Objective: To analyze the effect of AFAs on physician staffing and practice patterns.
Methods: We obtained Ontario Health Insurance Program fee-for-service and shadow-billing records for all physician services provided in EDs one year before and one year after implementation of an ED AFA. Only sites with reliable billing data were retained. Physicians were assigned to small/rural, community or teaching hospital groups based on their billing claims. For each hospital type, and all hospitals combined, we compared the pre- and post-AFA periods in terms of the number of physicians working regularly in the ED and their workload. As a possible unintended consequence of AFAs, we also compared physicians' involvement in primary care.
Results: Overall, 76.2% of eligible hospitals adopted an ED AFA, of which 49 (42.6%) were included in our study (16 small/rural, 27 community and 6 teaching hospitals). In the post-AFA period, the number of physicians working in EDs increased by 7, from 674 to 681, representing a 1.0% increase overall in the workforce (p = 0.84). The change varied by hospital type, from a 5.8% increase in teaching hospitals to a 2.2% decrease in community hospitals, though none was significant.

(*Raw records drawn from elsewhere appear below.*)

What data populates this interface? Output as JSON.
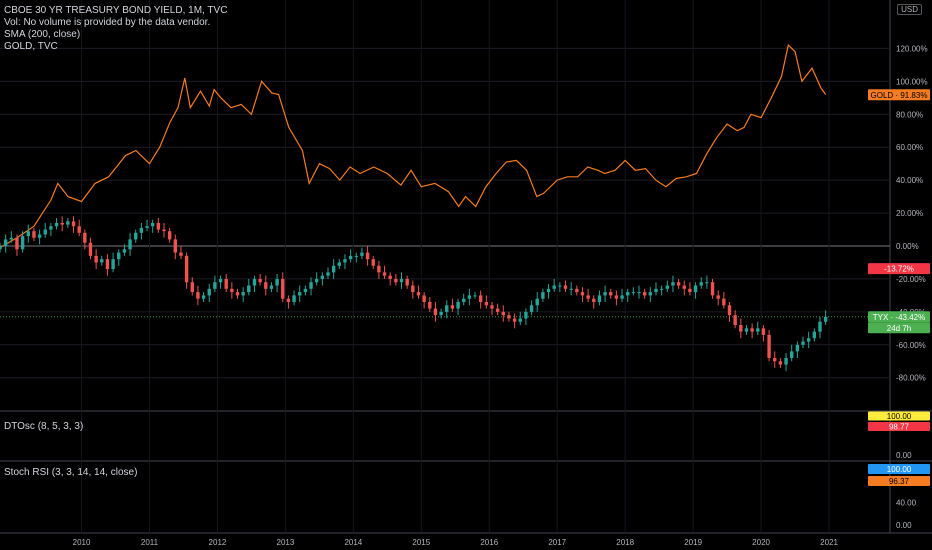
{
  "legend": {
    "title": "CBOE 30 YR TREASURY BOND YIELD, 1M, TVC",
    "vol": "Vol: No volume is provided by the data vendor.",
    "sma": "SMA (200, close)",
    "gold": "GOLD, TVC",
    "dtosc": "DTOsc (8, 5, 3, 3)",
    "stoch": "Stoch RSI (3, 3, 14, 14, close)"
  },
  "currency": "USD",
  "colors": {
    "background": "#000000",
    "up": "#26a69a",
    "down": "#ef5350",
    "gold_line": "#f57c20",
    "tyx_label": "#4caf50",
    "neg_label": "#f23645",
    "yellow_label": "#ffeb3b",
    "blue_label": "#2196f3",
    "orange_label": "#f57c20"
  },
  "chart_data": [
    {
      "type": "line",
      "title": "CBOE 30 YR TREASURY BOND YIELD, 1M, TVC",
      "yaxis_unit": "percent change",
      "yticks": [
        "120.00%",
        "100.00%",
        "80.00%",
        "60.00%",
        "40.00%",
        "20.00%",
        "0.00%",
        "-20.00%",
        "-40.00%",
        "-60.00%",
        "-80.00%"
      ],
      "ylim": [
        -95,
        132
      ],
      "xticks": [
        "2010",
        "2011",
        "2012",
        "2013",
        "2014",
        "2015",
        "2016",
        "2017",
        "2018",
        "2019",
        "2020",
        "2021"
      ],
      "series": [
        {
          "name": "GOLD",
          "kind": "line",
          "last_label": "GOLD · 91.83%",
          "points": [
            [
              2009.0,
              -1
            ],
            [
              2009.25,
              5
            ],
            [
              2009.5,
              12
            ],
            [
              2009.75,
              28
            ],
            [
              2009.85,
              38
            ],
            [
              2010.0,
              30
            ],
            [
              2010.2,
              27
            ],
            [
              2010.4,
              38
            ],
            [
              2010.6,
              42
            ],
            [
              2010.85,
              55
            ],
            [
              2011.0,
              58
            ],
            [
              2011.2,
              50
            ],
            [
              2011.35,
              60
            ],
            [
              2011.5,
              75
            ],
            [
              2011.62,
              84
            ],
            [
              2011.72,
              102
            ],
            [
              2011.8,
              84
            ],
            [
              2011.95,
              94
            ],
            [
              2012.08,
              85
            ],
            [
              2012.15,
              95
            ],
            [
              2012.25,
              90
            ],
            [
              2012.4,
              84
            ],
            [
              2012.55,
              86
            ],
            [
              2012.7,
              80
            ],
            [
              2012.85,
              100
            ],
            [
              2013.0,
              93
            ],
            [
              2013.1,
              92
            ],
            [
              2013.25,
              72
            ],
            [
              2013.45,
              58
            ],
            [
              2013.55,
              38
            ],
            [
              2013.7,
              50
            ],
            [
              2013.85,
              47
            ],
            [
              2014.0,
              40
            ],
            [
              2014.15,
              48
            ],
            [
              2014.3,
              44
            ],
            [
              2014.5,
              48
            ],
            [
              2014.7,
              44
            ],
            [
              2014.9,
              37
            ],
            [
              2015.05,
              46
            ],
            [
              2015.2,
              36
            ],
            [
              2015.4,
              38
            ],
            [
              2015.6,
              33
            ],
            [
              2015.75,
              24
            ],
            [
              2015.85,
              30
            ],
            [
              2016.0,
              24
            ],
            [
              2016.15,
              36
            ],
            [
              2016.3,
              44
            ],
            [
              2016.45,
              51
            ],
            [
              2016.6,
              52
            ],
            [
              2016.75,
              46
            ],
            [
              2016.9,
              30
            ],
            [
              2017.0,
              32
            ],
            [
              2017.2,
              40
            ],
            [
              2017.35,
              42
            ],
            [
              2017.5,
              42
            ],
            [
              2017.65,
              48
            ],
            [
              2017.8,
              46
            ],
            [
              2017.9,
              44
            ],
            [
              2018.05,
              46
            ],
            [
              2018.2,
              52
            ],
            [
              2018.35,
              46
            ],
            [
              2018.5,
              47
            ],
            [
              2018.65,
              40
            ],
            [
              2018.8,
              36
            ],
            [
              2018.95,
              41
            ],
            [
              2019.1,
              42
            ],
            [
              2019.25,
              44
            ],
            [
              2019.4,
              56
            ],
            [
              2019.55,
              66
            ],
            [
              2019.7,
              74
            ],
            [
              2019.85,
              70
            ],
            [
              2019.95,
              72
            ],
            [
              2020.05,
              80
            ],
            [
              2020.2,
              78
            ],
            [
              2020.35,
              90
            ],
            [
              2020.5,
              103
            ],
            [
              2020.6,
              122
            ],
            [
              2020.7,
              118
            ],
            [
              2020.8,
              100
            ],
            [
              2020.95,
              108
            ],
            [
              2021.08,
              96
            ],
            [
              2021.15,
              92
            ]
          ]
        },
        {
          "name": "TYX",
          "kind": "candlestick",
          "last_label": "TYX · -43.42%",
          "countdown": "24d 7h",
          "monthly_close_percent": [
            0,
            4,
            5,
            -2,
            6,
            9,
            5,
            7,
            10,
            12,
            14,
            13,
            15,
            12,
            8,
            2,
            -6,
            -10,
            -8,
            -14,
            -8,
            -4,
            -2,
            4,
            8,
            11,
            12,
            14,
            10,
            9,
            4,
            -4,
            -6,
            -22,
            -28,
            -32,
            -30,
            -26,
            -22,
            -20,
            -26,
            -28,
            -30,
            -28,
            -24,
            -20,
            -22,
            -26,
            -24,
            -20,
            -32,
            -34,
            -30,
            -28,
            -26,
            -22,
            -20,
            -18,
            -16,
            -12,
            -10,
            -8,
            -6,
            -6,
            -4,
            -8,
            -12,
            -16,
            -18,
            -20,
            -22,
            -20,
            -24,
            -28,
            -30,
            -34,
            -38,
            -42,
            -40,
            -36,
            -38,
            -34,
            -32,
            -30,
            -30,
            -34,
            -36,
            -38,
            -40,
            -42,
            -44,
            -46,
            -44,
            -40,
            -36,
            -32,
            -28,
            -26,
            -24,
            -24,
            -26,
            -26,
            -28,
            -30,
            -32,
            -34,
            -30,
            -28,
            -30,
            -32,
            -30,
            -28,
            -28,
            -28,
            -30,
            -28,
            -26,
            -26,
            -24,
            -22,
            -24,
            -26,
            -28,
            -24,
            -22,
            -22,
            -30,
            -32,
            -36,
            -42,
            -48,
            -52,
            -50,
            -52,
            -50,
            -54,
            -68,
            -70,
            -72,
            -68,
            -64,
            -60,
            -58,
            -56,
            -52,
            -46,
            -43
          ],
          "yaxis_labels": [
            "-13.72%"
          ]
        },
        {
          "name": "SMA (200, close)",
          "kind": "line"
        }
      ]
    },
    {
      "type": "line",
      "title": "DTOsc (8, 5, 3, 3)",
      "yticks": [
        "0.00"
      ],
      "ylim": [
        0,
        100
      ],
      "series": [
        {
          "name": "DTOsc K",
          "last_label": "100.00",
          "last_value": 100.0
        },
        {
          "name": "DTOsc D",
          "last_label": "98.77",
          "last_value": 98.77
        }
      ]
    },
    {
      "type": "line",
      "title": "Stoch RSI (3, 3, 14, 14, close)",
      "yticks": [
        "80.00",
        "40.00",
        "0.00"
      ],
      "ylim": [
        0,
        100
      ],
      "series": [
        {
          "name": "Stoch RSI K",
          "last_label": "100.00",
          "last_value": 100.0
        },
        {
          "name": "Stoch RSI D",
          "last_label": "96.37",
          "last_value": 96.37
        }
      ]
    }
  ]
}
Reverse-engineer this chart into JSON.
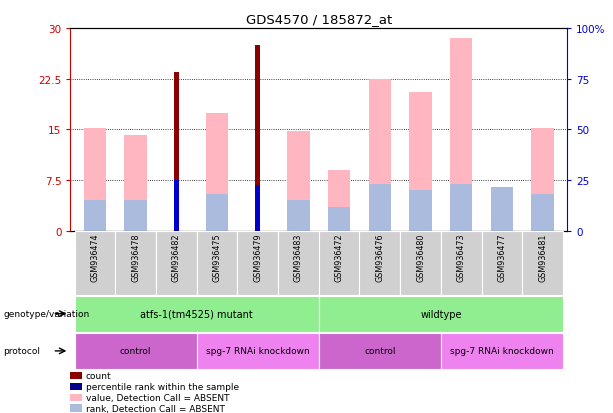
{
  "title": "GDS4570 / 185872_at",
  "samples": [
    "GSM936474",
    "GSM936478",
    "GSM936482",
    "GSM936475",
    "GSM936479",
    "GSM936483",
    "GSM936472",
    "GSM936476",
    "GSM936480",
    "GSM936473",
    "GSM936477",
    "GSM936481"
  ],
  "count_values": [
    0,
    0,
    23.5,
    0,
    27.5,
    0,
    0,
    0,
    0,
    0,
    0,
    0
  ],
  "percentile_rank_values": [
    0,
    0,
    7.5,
    0,
    6.8,
    0,
    0,
    0,
    0,
    0,
    0,
    0
  ],
  "pink_values": [
    15.2,
    14.2,
    0,
    17.5,
    0,
    14.7,
    9.0,
    22.5,
    20.5,
    28.5,
    0,
    15.2
  ],
  "lavender_values": [
    4.5,
    4.5,
    0,
    5.5,
    0,
    4.5,
    3.5,
    7.0,
    6.0,
    7.0,
    6.5,
    5.5
  ],
  "ylim": [
    0,
    30
  ],
  "y2lim": [
    0,
    100
  ],
  "yticks": [
    0,
    7.5,
    15,
    22.5,
    30
  ],
  "ytick_labels": [
    "0",
    "7.5",
    "15",
    "22.5",
    "30"
  ],
  "y2ticks": [
    0,
    25,
    50,
    75,
    100
  ],
  "y2tick_labels": [
    "0",
    "25",
    "50",
    "75",
    "100%"
  ],
  "geno_groups": [
    {
      "label": "atfs-1(tm4525) mutant",
      "start": 0,
      "end": 5,
      "color": "#90EE90"
    },
    {
      "label": "wildtype",
      "start": 6,
      "end": 11,
      "color": "#90EE90"
    }
  ],
  "prot_groups": [
    {
      "label": "control",
      "start": 0,
      "end": 2,
      "color": "#CC66CC"
    },
    {
      "label": "spg-7 RNAi knockdown",
      "start": 3,
      "end": 5,
      "color": "#EE82EE"
    },
    {
      "label": "control",
      "start": 6,
      "end": 8,
      "color": "#CC66CC"
    },
    {
      "label": "spg-7 RNAi knockdown",
      "start": 9,
      "end": 11,
      "color": "#EE82EE"
    }
  ],
  "legend_items": [
    {
      "label": "count",
      "color": "#8B0000"
    },
    {
      "label": "percentile rank within the sample",
      "color": "#00008B"
    },
    {
      "label": "value, Detection Call = ABSENT",
      "color": "#FFB6C1"
    },
    {
      "label": "rank, Detection Call = ABSENT",
      "color": "#AABBDD"
    }
  ],
  "count_color": "#8B0000",
  "percentile_color": "#0000CD",
  "pink_color": "#FFB6C1",
  "lavender_color": "#AABBDD",
  "bg_color": "#FFFFFF",
  "left_tick_color": "#CC0000",
  "right_tick_color": "#0000CC",
  "pink_bar_width": 0.55,
  "count_bar_width": 0.12
}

In the post-AFA period, the number of physicians working a moderate number of days per month increased from 190 to 214, representing a 3.2% absolute increase (p = 0.39), and the number working few (<5) or many (>10) days per month decreased. Post-AFA, the number of physicians working in EDs who also provided primary care services decreased by 1.7%, from 544 to 535 (p = 0.10).
Conclusion: Emergency department AFAs have been widely adopted in Ontario, but have not been associated with substantial changes in the overall physician workforce in EDs. However, trends toward increased physician numbers were seen in small/rural and teaching hospitals. There was little evidence of any adverse effects on the provision of primary care services by physicians.